Oleh karena itu, ia menyarankan pemerintah memberikan insentif fiskal untuk kendaraan baru dan ramah lingkungan, sebagaimana praktik yang sudah berjalan di negara-negara maju.
Sementara soal pembentukan Tim Penegakan Hukum KDM yang tidak akan mentolerir ODOL karena dinilai sudah sering membahayakkan keselamatan pengendara hingga merugikan negara karena merusak infrastruktur, Kyatmaja mengaku menyambut baik hal tersebut. Ia menyebut upaya tersebut sebagai langkah positif untuk meningkatkan keselamatan jalan.

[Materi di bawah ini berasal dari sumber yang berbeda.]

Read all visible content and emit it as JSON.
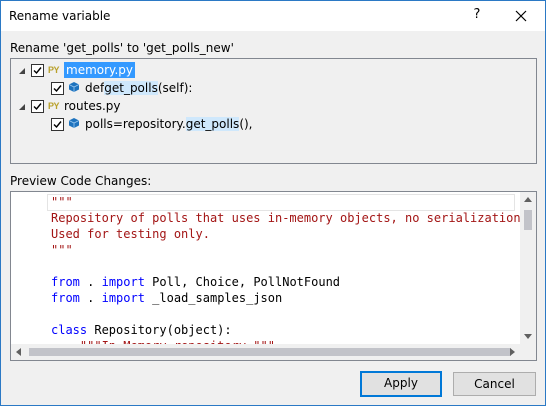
{
  "window": {
    "title": "Rename variable",
    "help": "?"
  },
  "tree": {
    "label": "Rename 'get_polls' to 'get_polls_new'",
    "items": [
      {
        "badge": "PY",
        "label": "memory.py"
      },
      {
        "pre": "def ",
        "match": "get_polls",
        "post": "(self):"
      },
      {
        "badge": "PY",
        "label": "routes.py"
      },
      {
        "pre": "polls=repository.",
        "match": "get_polls",
        "post": "(),"
      }
    ]
  },
  "preview": {
    "label": "Preview Code Changes:",
    "lines": [
      "\"\"\"",
      "Repository of polls that uses in-memory objects, no serialization.",
      "Used for testing only.",
      "\"\"\"",
      "",
      "from . import Poll, Choice, PollNotFound",
      "from . import _load_samples_json",
      "",
      "class Repository(object):",
      "    \"\"\"In-Memory repository \"\"\""
    ],
    "tokens": {
      "from1": "from",
      "dot1": " . ",
      "import1": "import",
      "rest1": " Poll, Choice, PollNotFound",
      "from2": "from",
      "dot2": " . ",
      "import2": "import",
      "rest2": " _load_samples_json",
      "class": "class",
      "classrest": " Repository(object):",
      "indent": "    "
    }
  },
  "buttons": {
    "apply": "Apply",
    "cancel": "Cancel"
  },
  "colors": {
    "string": "#a31515",
    "keyword": "#0000ff",
    "selection": "#3399ff",
    "highlight": "#cfe8fc"
  }
}
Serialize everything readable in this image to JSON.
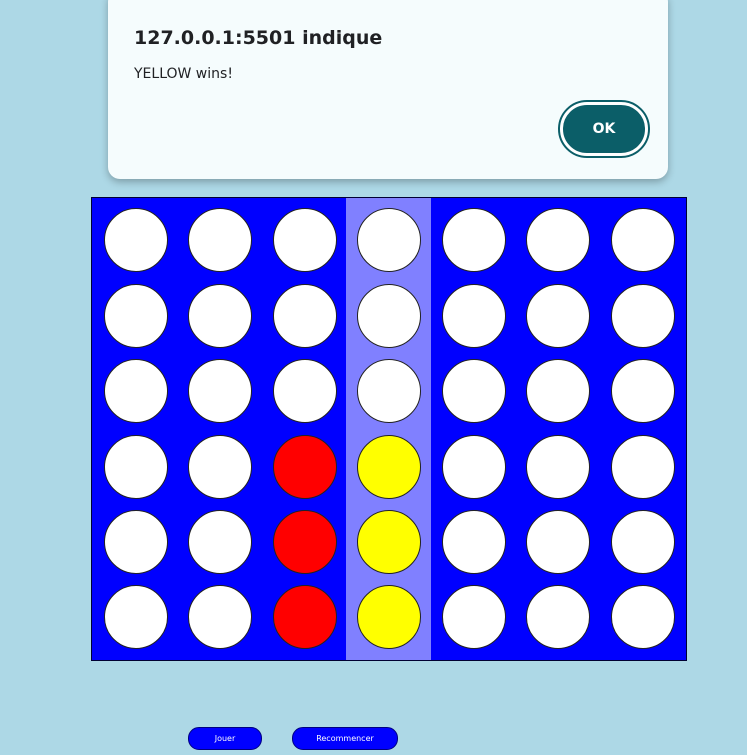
{
  "dialog": {
    "title": "127.0.0.1:5501 indique",
    "message": "YELLOW wins!",
    "ok_label": "OK"
  },
  "board": {
    "rows": 6,
    "columns": 7,
    "highlighted_column": 3,
    "cells": [
      [
        "empty",
        "empty",
        "empty",
        "empty",
        "empty",
        "empty",
        "empty"
      ],
      [
        "empty",
        "empty",
        "empty",
        "empty",
        "empty",
        "empty",
        "empty"
      ],
      [
        "empty",
        "empty",
        "empty",
        "empty",
        "empty",
        "empty",
        "empty"
      ],
      [
        "empty",
        "empty",
        "red",
        "yellow",
        "empty",
        "empty",
        "empty"
      ],
      [
        "empty",
        "empty",
        "red",
        "yellow",
        "empty",
        "empty",
        "empty"
      ],
      [
        "empty",
        "empty",
        "red",
        "yellow",
        "empty",
        "empty",
        "empty"
      ]
    ],
    "colors": {
      "board": "#0000ff",
      "highlight": "#8080ff",
      "empty": "#ffffff",
      "red": "#ff0000",
      "yellow": "#ffff00"
    }
  },
  "controls": {
    "play_label": "Jouer",
    "restart_label": "Recommencer"
  }
}
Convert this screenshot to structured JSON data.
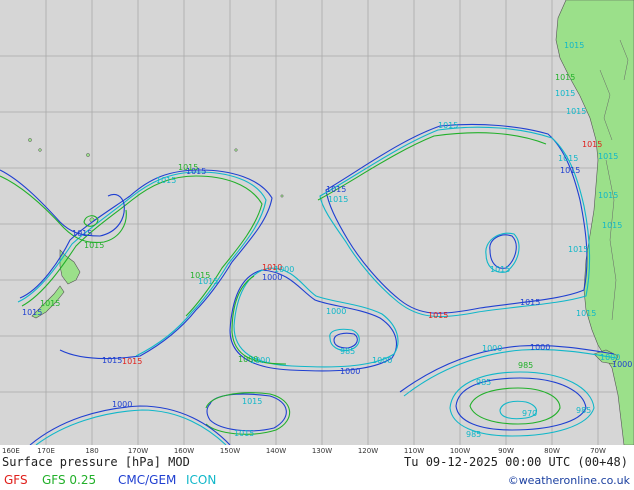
{
  "map": {
    "title": "Surface pressure [hPa] MOD",
    "valid_time": "Tu 09-12-2025 00:00 UTC (00+48)",
    "credit": "©weatheronline.co.uk",
    "longitude_labels": [
      "160E",
      "170E",
      "180",
      "170W",
      "160W",
      "150W",
      "140W",
      "130W",
      "120W",
      "110W",
      "100W",
      "90W",
      "80W",
      "70W"
    ],
    "models": [
      {
        "name": "GFS",
        "color": "#e0201b"
      },
      {
        "name": "GFS 0.25",
        "color": "#22b02a"
      },
      {
        "name": "CMC/GEM",
        "color": "#1f3fd1"
      },
      {
        "name": "ICON",
        "color": "#10b7c9"
      }
    ],
    "colors": {
      "ocean": "#d6d6d6",
      "land": "#9be08a",
      "grid": "#a9a9a9"
    },
    "isobar_labels": [
      {
        "text": "1015",
        "model": "CMC/GEM"
      },
      {
        "text": "1015",
        "model": "ICON"
      },
      {
        "text": "1015",
        "model": "GFS 0.25"
      },
      {
        "text": "1015",
        "model": "GFS"
      },
      {
        "text": "1010",
        "model": "GFS"
      },
      {
        "text": "1000",
        "model": "ICON"
      },
      {
        "text": "1000",
        "model": "CMC/GEM"
      },
      {
        "text": "1000",
        "model": "GFS 0.25"
      },
      {
        "text": "985",
        "model": "ICON"
      },
      {
        "text": "985",
        "model": "GFS 0.25"
      },
      {
        "text": "970",
        "model": "ICON"
      }
    ]
  }
}
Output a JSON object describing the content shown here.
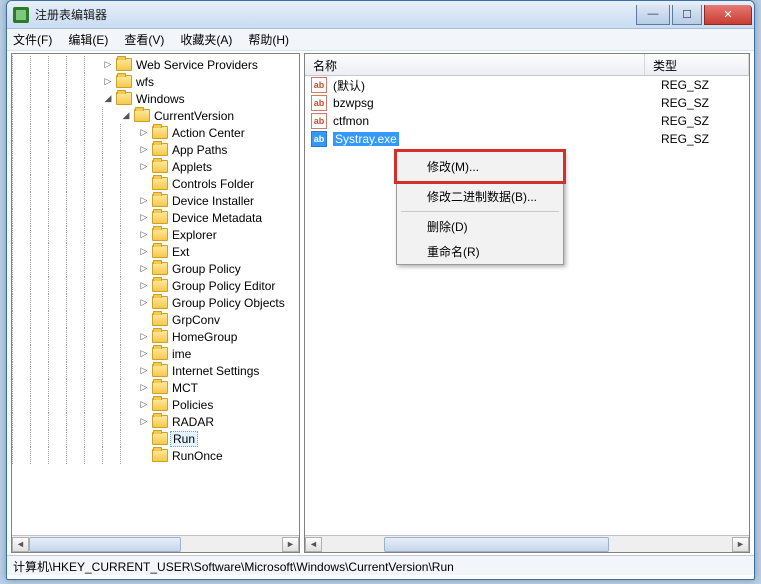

Ketum Kamselindo itu menyoroti bahwa selama ini penindakan ODOL kerap terhambat karena wewenang yang terbatas antarinstansi. Menurutnya, Dishub hanya bisa menindak di jembatan timbang, sedangkan Polri di jalan raya.
“Itu langkah bagus. Tapi tantangannya masih banyak. Kita ini masih tersilo-silo (terpisah-pisah) antar instansi. Kementerian Perhubungan hanya bisa menindak di terminal dan jembatan timbang. Polisi bisa menindak di jalan, tapi kadang kurang alat. Mereka tidak punya alat timbang atau pengukur dimensi, jadi hanya berdasarkan penglihatan. Padahal, harus ada pembuktian,” ujar Kyatmaja.
Selain itu, Kyatmaja berharap tim bentukan Korlantas ini benar-benar melibatkan berbagai pihak. Tidak hanya Kepolisian dan Kementerian Perhubungan, tapi juga pemerintah daerah agar. Supaya, penindakan tidak berhenti di jalan, tapi juga menyentuh akar masalahnya.
Menurutnya overdimensi bukan soal tampak besar atau kecil, tapi apakah kendaraan itu melebihi blueprint-nya atau tidak. Blueprint, kata dia, harusnya jadi acuan paten perusahaan karoseri atau pembuat bodi kendaraan.
“Setiap kendaraan punya SKRB (Surat Keterangan Rancang Bangun). Kalau karoseri membangun lebih besar dari blueprint itu, maka itulah overdimensi. Tapi polisi di lapangan sulit mengakses data SKRB tersebut,” ujarnya.
Dia pun menyebut sebetulnya sudah banyak praktik penyimpangan karoseri, yang setidaknya ada dua pelaku utama. Pertama pengusaha membeli bak truk di karoseri liar yang tidak mempunyai Surat Keputusan Rancang Bangun (SKRB).
“Mereka bikin bak sesuai pesanan, tidak sesuai standar. Kedua, karoseri resmi pun kadang nakal, membangun di atas ukuran dari SKRB,” sebutnya.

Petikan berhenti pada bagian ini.